Chaos Labs supports listing USDe in Isolation Mode on Aave V3 Ethereum. Following is our analysis and risk parameter recommendations for the initial listing.
Note: The following analysis is conducted solely from a market risk viewpoint, excluding centralization and third-party risk considerations. We provide insights into these components; however, if the community aims to reduce exposure to USDe, adopting a more conservative supply cap or debt ceiling should be considered.
We have previously provided recommendations for listing sUSDe, the staked version of USDe. USDe is an asset minted using BTC, ETH, ETH LSTs, and USDT. Collateral is then hedged on centralized exchanges, generating yield when funding rates are positive. However, this yield does not accrue to USDe, instead accruing to sUSDe in a similar manner as wstETH. There is a 7-day cooldown when unstaking sUSDe; there is no cooldown to redeem USDe, though a multi-sig controlled by Ethena can set max redemptions per block. Thus USDe functions largely the same as overcollateralized stablecoins, albeit with additional complexities and risks outlined below.
When analyzing market cap and trading volumes of assets for listing, we look at data from the past 180 days. Alongside a speculative “shard-based” incentive structure, Ethena’s TVL grew rapidly from January to April, reaching a high of $2.4 billion, while USDe has averaged $57.88 million in daily volume.
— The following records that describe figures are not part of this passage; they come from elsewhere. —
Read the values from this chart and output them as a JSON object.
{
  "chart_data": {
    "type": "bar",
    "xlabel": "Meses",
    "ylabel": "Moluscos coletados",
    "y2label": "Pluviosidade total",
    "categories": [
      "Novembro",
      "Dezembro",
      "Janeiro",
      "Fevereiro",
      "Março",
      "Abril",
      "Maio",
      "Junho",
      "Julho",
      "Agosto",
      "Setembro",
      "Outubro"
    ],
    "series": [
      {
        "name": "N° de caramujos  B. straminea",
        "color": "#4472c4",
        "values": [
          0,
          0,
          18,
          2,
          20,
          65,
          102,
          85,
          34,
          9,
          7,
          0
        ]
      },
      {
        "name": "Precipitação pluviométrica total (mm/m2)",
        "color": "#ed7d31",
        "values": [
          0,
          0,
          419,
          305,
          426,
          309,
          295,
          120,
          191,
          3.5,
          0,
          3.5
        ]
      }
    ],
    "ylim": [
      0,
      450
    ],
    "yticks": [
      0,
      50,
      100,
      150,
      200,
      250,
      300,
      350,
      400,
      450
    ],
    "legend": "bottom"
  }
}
Bybit recently announced that it will incorporate USDe as a collateral asset, which may further increase its market cap and daily volume.
USDe’s rapid growth and integration thus calls for a more conservative listing approach, as incentivized growth can potentially give way to rapid liquidity drawdowns in the future.
Considering the volatility and the correlation of USDe to USD, we recommend setting the LT to 75%. This mirrors such as sDAI and traditional stablecoins on Ethereum V3, albeit with a slight adjustment to account for the smaller liquidity and the asset's relative novelty. Consequently, there might be slightly more variance expected in the future.
Chaos Labs’ methodology for initial supply caps generally suggests establishing the Supply Cap at twice the liquidity available based on the Liquidation Penalty price impact. However, given ongoing incentives to liquidity providers on DEXes, we recommend beginning with a more conservative cap (equal to the liquidity available based on Liquidation Penalty price impact) than would usually be recommended, given the possibility that liquidity decreases once these incentives end.
Given the current DEX liquidity profile of USDe, we recommend a supply cap of 80M USDe.
Considering the size of the insurance fund and the anticipated utilization through stablecoin looping, our initial recommendation is to list sUSDe in isolation mode with a debt ceiling set at $40 million. Further insights into the projected growth of the insurance fund are provided in our comprehensive analysis of DAI post-D3M integration with Ethena.
We recommend pricing USDe according to its market price, which serves as a proxy for its implied collateralization ratio, alongside an expected-price-CAPO upper value of 4% (thus establishing a price maximum of $1.04) to deter potential oracle manipulation. This approach accounts for the ability to atomically redeem USDe for its underlying equivalent in case of insurance fund depletion, as in expectation the market price will not deviate further from this point.